Who is taxedtodeath?
That was the question of the day Friday, as attorneys for county Elections Administrator Pat Nakamoto, former County Council Chairman Dominic Yagong, the county and the unknown individual faced off in Kona Circuit Court.
Nakamoto’s attorney, Ted Hong, has been pressing for the identity of taxedtodeath, a pseudonym for someone who previously commented on Hawaii Tribune-Herald articles online. Hong said the person, when commenting in the newspaper, had information that was the substance of a confidential county investigative report.
Nakamoto and former elections clerk Shyla Ayau sued for defamation after statements by Yagong and former County Clerk Jamae Kawauchi were quoted in a Jan. 12, 2012, article in Big Island newspapers naming four employees who had been fired for allegedly violating county policy. In the article, written by former Hawaii Tribune-Herald reporter Jason Armstrong, Kawauchi identifies the four who were fired.
The case went up to the Hawaii Supreme Court, which sent it back down for further proceedings for all defendants except Kawauchi, who was dismissed from the case. The circuit court must decide, because “whether Yagong’s allegedly defamatory statements were true involves a disputed question of material fact,” the Supreme Court order said.
If statements are true, there is no defamation, the court said in dismissing Kawauchi’s case. Higher courts rule only on the law; it’s up to the circuit court to rule on facts in a case.
Hong subpoenaed the newspaper to reveal the name, saying the name is important because Yagong said in a 2013 deposition an individual identifying him- or herself as taxedtodeath called Yagong and discussed the case. Yagong refused to identify the person, Hong said.
“To come out to one of the litigants and help with the defense — he’s no longer anonymous,” Hong said. “In order to prove the case we have to know who he was and where he got his information from.”
Judge Melvin H. Fujino on Friday denied Hong’s motion to force the newspaper to comply with his subpoena and also denied Hong’s motion for sanctions against taxedtodeath’s attorney, Steven Strauss, according to court minutes. Fujino did give Hong permission to ask the court if he could require Yagong to submit to another deposition.
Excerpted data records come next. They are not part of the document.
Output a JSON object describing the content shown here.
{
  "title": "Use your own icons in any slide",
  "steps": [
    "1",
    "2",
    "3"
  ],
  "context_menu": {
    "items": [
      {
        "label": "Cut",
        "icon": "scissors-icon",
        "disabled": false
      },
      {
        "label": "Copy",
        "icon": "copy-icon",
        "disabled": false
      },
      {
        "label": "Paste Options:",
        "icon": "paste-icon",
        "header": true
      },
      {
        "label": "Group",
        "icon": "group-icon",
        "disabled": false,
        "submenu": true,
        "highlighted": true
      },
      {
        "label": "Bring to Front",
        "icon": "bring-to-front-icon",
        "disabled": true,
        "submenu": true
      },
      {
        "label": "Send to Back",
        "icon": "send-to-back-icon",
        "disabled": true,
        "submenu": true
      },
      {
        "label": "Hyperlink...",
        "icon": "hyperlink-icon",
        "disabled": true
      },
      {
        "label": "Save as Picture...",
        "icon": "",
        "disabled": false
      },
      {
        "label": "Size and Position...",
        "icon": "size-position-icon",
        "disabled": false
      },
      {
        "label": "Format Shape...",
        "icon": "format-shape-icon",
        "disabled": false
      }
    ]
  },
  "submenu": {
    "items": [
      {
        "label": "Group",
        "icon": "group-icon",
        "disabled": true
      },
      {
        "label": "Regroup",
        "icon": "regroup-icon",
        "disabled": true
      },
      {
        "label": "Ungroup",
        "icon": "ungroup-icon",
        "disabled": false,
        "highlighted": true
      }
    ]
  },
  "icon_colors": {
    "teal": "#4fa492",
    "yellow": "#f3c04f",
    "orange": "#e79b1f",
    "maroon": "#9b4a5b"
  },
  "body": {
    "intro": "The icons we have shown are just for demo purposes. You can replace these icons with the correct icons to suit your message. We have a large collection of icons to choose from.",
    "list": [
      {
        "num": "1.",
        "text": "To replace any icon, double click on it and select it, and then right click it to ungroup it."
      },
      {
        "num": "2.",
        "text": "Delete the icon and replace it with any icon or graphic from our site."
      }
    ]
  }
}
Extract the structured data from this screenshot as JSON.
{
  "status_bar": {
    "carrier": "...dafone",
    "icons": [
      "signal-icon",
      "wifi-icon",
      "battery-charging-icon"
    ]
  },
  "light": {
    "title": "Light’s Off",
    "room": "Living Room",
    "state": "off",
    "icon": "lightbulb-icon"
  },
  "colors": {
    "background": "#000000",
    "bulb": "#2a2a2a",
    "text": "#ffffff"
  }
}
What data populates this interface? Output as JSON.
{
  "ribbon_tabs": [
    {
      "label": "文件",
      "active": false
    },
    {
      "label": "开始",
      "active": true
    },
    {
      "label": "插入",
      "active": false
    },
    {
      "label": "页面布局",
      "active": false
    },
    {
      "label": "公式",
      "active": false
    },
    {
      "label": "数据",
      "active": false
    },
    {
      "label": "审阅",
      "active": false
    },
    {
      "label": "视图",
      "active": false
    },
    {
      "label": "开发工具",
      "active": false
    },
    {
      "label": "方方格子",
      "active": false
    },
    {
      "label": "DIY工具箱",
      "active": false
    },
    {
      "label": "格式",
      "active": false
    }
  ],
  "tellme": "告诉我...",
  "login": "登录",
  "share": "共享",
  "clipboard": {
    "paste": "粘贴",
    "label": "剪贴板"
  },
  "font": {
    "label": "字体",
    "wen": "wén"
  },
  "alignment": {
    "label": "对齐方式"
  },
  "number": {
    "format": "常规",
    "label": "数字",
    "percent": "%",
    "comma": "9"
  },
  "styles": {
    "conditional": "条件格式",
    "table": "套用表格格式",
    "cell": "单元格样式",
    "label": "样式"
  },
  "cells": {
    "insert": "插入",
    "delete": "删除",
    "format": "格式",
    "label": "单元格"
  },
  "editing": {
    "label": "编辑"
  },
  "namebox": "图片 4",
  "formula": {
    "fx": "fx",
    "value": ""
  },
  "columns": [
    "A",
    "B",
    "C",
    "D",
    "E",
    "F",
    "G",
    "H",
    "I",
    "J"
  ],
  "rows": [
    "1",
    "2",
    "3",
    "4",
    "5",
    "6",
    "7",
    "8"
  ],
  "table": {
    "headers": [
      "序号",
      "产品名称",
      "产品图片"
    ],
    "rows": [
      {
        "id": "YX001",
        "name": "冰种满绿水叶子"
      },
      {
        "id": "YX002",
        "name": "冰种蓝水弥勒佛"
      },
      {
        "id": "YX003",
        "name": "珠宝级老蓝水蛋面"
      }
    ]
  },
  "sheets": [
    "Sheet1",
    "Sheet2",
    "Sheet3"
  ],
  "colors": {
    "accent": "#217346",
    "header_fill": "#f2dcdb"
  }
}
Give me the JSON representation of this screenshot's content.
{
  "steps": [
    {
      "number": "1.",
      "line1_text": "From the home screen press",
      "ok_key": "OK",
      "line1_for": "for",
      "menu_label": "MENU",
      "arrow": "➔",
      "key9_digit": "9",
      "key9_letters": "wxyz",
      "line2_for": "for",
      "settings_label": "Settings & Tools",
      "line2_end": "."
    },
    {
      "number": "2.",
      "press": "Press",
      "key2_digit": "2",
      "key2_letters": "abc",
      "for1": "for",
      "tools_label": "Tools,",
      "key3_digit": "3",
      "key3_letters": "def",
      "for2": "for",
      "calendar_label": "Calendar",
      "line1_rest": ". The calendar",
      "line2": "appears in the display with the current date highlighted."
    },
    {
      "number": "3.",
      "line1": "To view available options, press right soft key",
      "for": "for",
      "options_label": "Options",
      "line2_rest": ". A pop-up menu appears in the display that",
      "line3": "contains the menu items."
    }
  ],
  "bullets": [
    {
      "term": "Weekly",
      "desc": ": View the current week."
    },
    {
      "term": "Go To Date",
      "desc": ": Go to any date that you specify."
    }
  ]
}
“I don’t know where his case is going. Mr. Hong seems to file lots of documents. Some are virtually identical to ones he filed years ago,” Strauss said Monday. “They didn’t go anywhere then; they didn’t go anywhere now.”
Hong, though, says the motions are necessary as the discovery phase nears its end. Yagong is being sued in both his personal and professional capacity, so a private attorney and the county are defending him.
“The defendants Dominic Yagong and the County of Hawaii have been hiding the ball,” Hong said.
“I submit the county hasn’t been pursuing this in good faith.”
Deputy Corporation Counsel Lerisa Heroldt disagrees.
“The county takes all lawsuits seriously whether they seem to be frivolous or not,” Heroldt said.
Yagong and Kawauchi were investigating reports that county employees were hosting parties with alcohol at the county’s Elections Division warehouse. The county code forbids alcohol use on county property.
The two were also looking into reports that the warehouse manager, Glen Shikuma, was running a private sign-making business in the county’s leased warehouse building, which would also have been against the county code.
Investigators turned up evidence of empty, full and partially consumed alcohol containers, as well as sign-making equipment Shikuma said he was storing at the warehouse, but claimed he never used on county property. After union grievance hearings, Nakamoto received a 10-day suspension and was reinstated. Shikuma died of an aneurysm before completing the union arbitration process.
Once all the pretrial work is done, the case goes to another trial.